Fuera, el taquillero se tomaba una cerveza tranquilamente
mientras escuchaba la radio. De repente, le pareció haber oído un grito, un alarido horrible, infernal, inhumano, que le puso la piel de gallina. Alarmado, cogió su linterna y fue corriendo a la sala 3. Con el potente haz de su foco, inspeccionó cada rincón de la sala mientras llamaba al que fue su único cliente aquella sesión. Comenzaron a aparecer los créditos finales de la película, y el taquillero no logró encontrar nada.

Juan fue buscado por la policía durante dos semanas sin éxito alguno. El taquillero y propietario del cine, temeroso a quedarse sin clientes o ser acusado de asesino, declaró que la última vez que vio al joven fue cuando se marchaba hacia casa. Lo que ya no pudo explicar tan bien el taquillero fue cuando, unos cuantos meses más tarde, ocurrió exactamente el mismo suceso con un anciano que acudió solitario a ver uno de sus western favoritos… también en la tercera sala.

Casi dos años más tarde de la segunda desaparición, la gota que colmó el vaso fue cuando, de nuevo durante fiestas del pueblo, una pareja joven tuvo la ¿suerte? de disponer de la sala 3 del cine para ellos solos. La chica, que salió al baño en mitad de la película, declaró a la policía que al volver no vio ni rastro de su novio. Lo que si que observó, fue una misteriosa y siniestra chiquilla de negro que se le cruzó en la puerta. No llegó a verle la cara… y gracias a ello pudo conservar la vida.

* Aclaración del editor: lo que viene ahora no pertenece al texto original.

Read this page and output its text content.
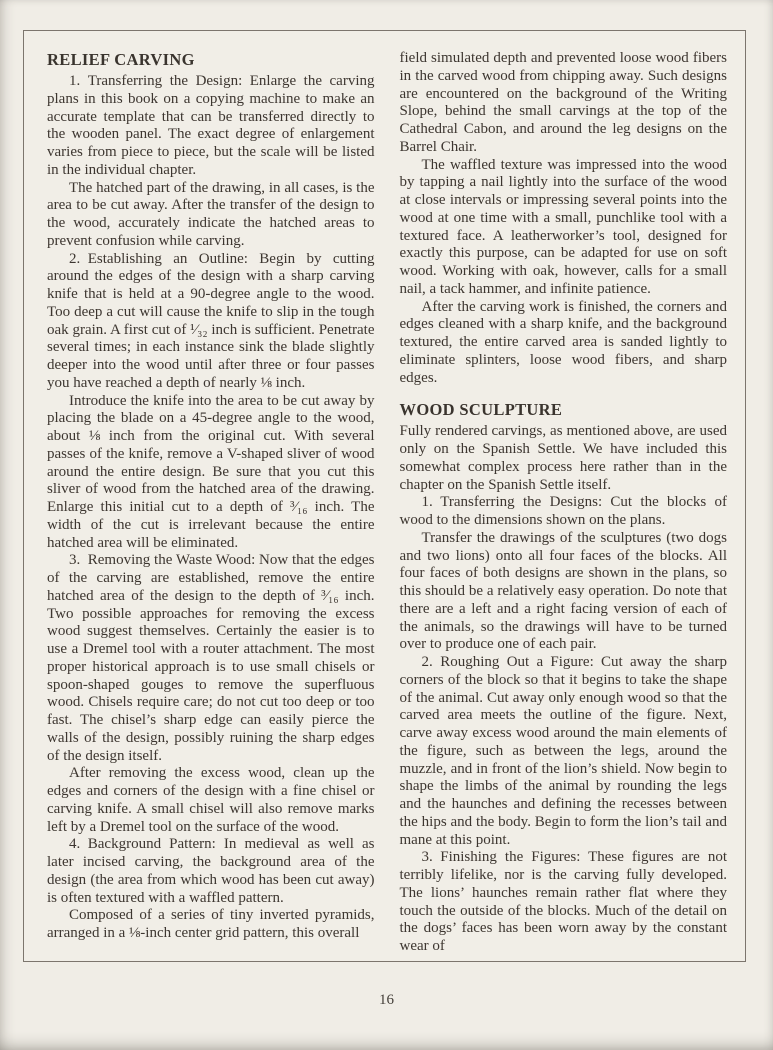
RELIEF CARVING

1. Transferring the Design: Enlarge the carving plans in this book on a copying machine to make an accurate template that can be transferred directly to the wooden panel. The exact degree of enlargement varies from piece to piece, but the scale will be listed in the individual chapter.

The hatched part of the drawing, in all cases, is the area to be cut away. After the transfer of the design to the wood, accurately indicate the hatched areas to prevent confusion while carving.

2. Establishing an Outline: Begin by cutting around the edges of the design with a sharp carving knife that is held at a 90-degree angle to the wood. Too deep a cut will cause the knife to slip in the tough oak grain. A first cut of ¹⁄₃₂ inch is sufficient. Penetrate several times; in each instance sink the blade slightly deeper into the wood until after three or four passes you have reached a depth of nearly ⅛ inch.

Introduce the knife into the area to be cut away by placing the blade on a 45-degree angle to the wood, about ⅛ inch from the original cut. With several passes of the knife, remove a V-shaped sliver of wood around the entire design. Be sure that you cut this sliver of wood from the hatched area of the drawing. Enlarge this initial cut to a depth of ³⁄₁₆ inch. The width of the cut is irrelevant because the entire hatched area will be eliminated.

3. Removing the Waste Wood: Now that the edges of the carving are established, remove the entire hatched area of the design to the depth of ³⁄₁₆ inch. Two possible approaches for removing the excess wood suggest themselves. Certainly the easier is to use a Dremel tool with a router attachment. The most proper historical approach is to use small chisels or spoon-shaped gouges to remove the superfluous wood. Chisels require care; do not cut too deep or too fast. The chisel’s sharp edge can easily pierce the walls of the design, possibly ruining the sharp edges of the design itself.

After removing the excess wood, clean up the edges and corners of the design with a fine chisel or carving knife. A small chisel will also remove marks left by a Dremel tool on the surface of the wood.

4. Background Pattern: In medieval as well as later incised carving, the background area of the design (the area from which wood has been cut away) is often textured with a waffled pattern.

Composed of a series of tiny inverted pyramids, arranged in a ⅛-inch center grid pattern, this overall

field simulated depth and prevented loose wood fibers in the carved wood from chipping away. Such designs are encountered on the background of the Writing Slope, behind the small carvings at the top of the Cathedral Cabon, and around the leg designs on the Barrel Chair.

The waffled texture was impressed into the wood by tapping a nail lightly into the surface of the wood at close intervals or impressing several points into the wood at one time with a small, punchlike tool with a textured face. A leatherworker’s tool, designed for exactly this purpose, can be adapted for use on soft wood. Working with oak, however, calls for a small nail, a tack hammer, and infinite patience.

After the carving work is finished, the corners and edges cleaned with a sharp knife, and the background textured, the entire carved area is sanded lightly to eliminate splinters, loose wood fibers, and sharp edges.

WOOD SCULPTURE

Fully rendered carvings, as mentioned above, are used only on the Spanish Settle. We have included this somewhat complex process here rather than in the chapter on the Spanish Settle itself.

1. Transferring the Designs: Cut the blocks of wood to the dimensions shown on the plans.

Transfer the drawings of the sculptures (two dogs and two lions) onto all four faces of the blocks. All four faces of both designs are shown in the plans, so this should be a relatively easy operation. Do note that there are a left and a right facing version of each of the animals, so the drawings will have to be turned over to produce one of each pair.

2. Roughing Out a Figure: Cut away the sharp corners of the block so that it begins to take the shape of the animal. Cut away only enough wood so that the carved area meets the outline of the figure. Next, carve away excess wood around the main elements of the figure, such as between the legs, around the muzzle, and in front of the lion’s shield. Now begin to shape the limbs of the animal by rounding the legs and the haunches and defining the recesses between the hips and the body. Begin to form the lion’s tail and mane at this point.

3. Finishing the Figures: These figures are not terribly lifelike, nor is the carving fully developed. The lions’ haunches remain rather flat where they touch the outside of the blocks. Much of the detail on the dogs’ faces has been worn away by the constant wear of

16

El noviembre de 1973, el cine de aquel pequeño pueblo de Madrid fue definitivamente cerrado, pasando a engordar de nuevo la lista de lugares malditos, abandonados y rechazados que hay en el mundo. Su propietario, en un injusto acto de la dudosa justicia franquista, fue calificado como presunto asesino por la policía y, más tarde, recluido en un manicomnio cuando el hombre, al fin, se decidió a contar la extravagante verdad de los hechos que vivió. Desde aquel momento, el taquillero fue atormentado noche tras noche en sueños delirantes por cada uno de los tres inocentes que desaparecieron sin dejar rastro en la sala 3 de su cine… hasta su muerte. Sin ninguna razón en concreto, sin ningún motivo más allá de ser el inocente morador de un sitio que no debió pisar jamás.

Un cine que nunca debió haberse establecido en aquel lugar maldito. Un cine que, más que traer diversión y felicidad de los vecinos del pueblo, lo que hizo fue revivir y nutrir una maldición, potenciar el macabro poder sobrenatural que, algún día, de aquí a un par de cientos de años tal vez, volverá a alimentarse de escépticas e ingenuas gentes que profanarán, por insensatez o ignorancia, sus siniestros metros cuadrados de terreno marcado por la muerte.